Re: .308 from a 16" bbl
The velocity drop from a 22 vs 18 vs 16 barrel is something I've research a lot as of late (buying a 18" DPMS LR308L). From most data I have seen, a 150 gr .308 load seems to have a large gain in velocity to about 15-17" of barrel. For every inch after wards you're gaining 25-50 fps.
A 16" bbl will spit a 150gr pill out at mid 2600fps up to mid 2700's, where as a 22" will be in the high 2700's to mid 2800's. (since the relationship of bbl vs velocity is not linear)
Overall you give up about 200 yards or so of range (16" vs 22"), but you will still be supersonic to 600 yards with a 16" and supersonic to 800+ yards with the 22". At 400 yards either load will have around 1400 foot-pounds of energy.
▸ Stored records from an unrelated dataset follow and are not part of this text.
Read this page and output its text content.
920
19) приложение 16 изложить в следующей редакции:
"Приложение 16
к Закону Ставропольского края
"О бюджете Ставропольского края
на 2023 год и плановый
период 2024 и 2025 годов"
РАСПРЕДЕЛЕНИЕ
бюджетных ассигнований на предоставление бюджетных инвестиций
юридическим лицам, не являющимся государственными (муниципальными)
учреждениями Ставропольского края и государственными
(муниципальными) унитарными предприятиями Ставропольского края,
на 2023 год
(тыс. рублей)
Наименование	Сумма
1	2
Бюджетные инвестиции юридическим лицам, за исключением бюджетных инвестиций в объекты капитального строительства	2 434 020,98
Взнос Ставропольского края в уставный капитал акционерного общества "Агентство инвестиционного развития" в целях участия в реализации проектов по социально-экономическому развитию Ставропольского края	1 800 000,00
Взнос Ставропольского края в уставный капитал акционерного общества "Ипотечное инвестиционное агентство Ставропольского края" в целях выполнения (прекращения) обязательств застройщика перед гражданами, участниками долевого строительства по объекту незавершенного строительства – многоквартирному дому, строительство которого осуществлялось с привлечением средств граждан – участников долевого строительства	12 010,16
A .223 pushes about 1200 foot-pounds at the muzzle, for comparison.
Numbers aside, you need to consider where you will be shooting. My terrain here is quite hilly, so a shot past 600 yards is very hard to achieve here, because these pesky hills and ridges tend to get in the way. Thus, for me, a shorter and faster handling 600-yard rifle offers a marked advantage over a larger and slower handling 800-yard rifle, especially since a 800 yard shot is very unlikely to occur due to terrain.
As for accuracy vs bbl, I am in the school of thought that bbl and accuracy have little to no relationship to each other. In the olden days longer bbl = longer sight radius = more accuracy. In the modern day of optics, a shorter bbl can be just as accurate as a longer bbl. Optics have an "infinite" sight radius, after all. Main thing is, is the bullet stabilized by the twist rate, and is the action and loading consistent enough to put it in the same place each time. I bet if you took that SOCOM that shoots 3 MOA with a 16" bbl, and extended to 22", it'd still shoot the same 3 MOA.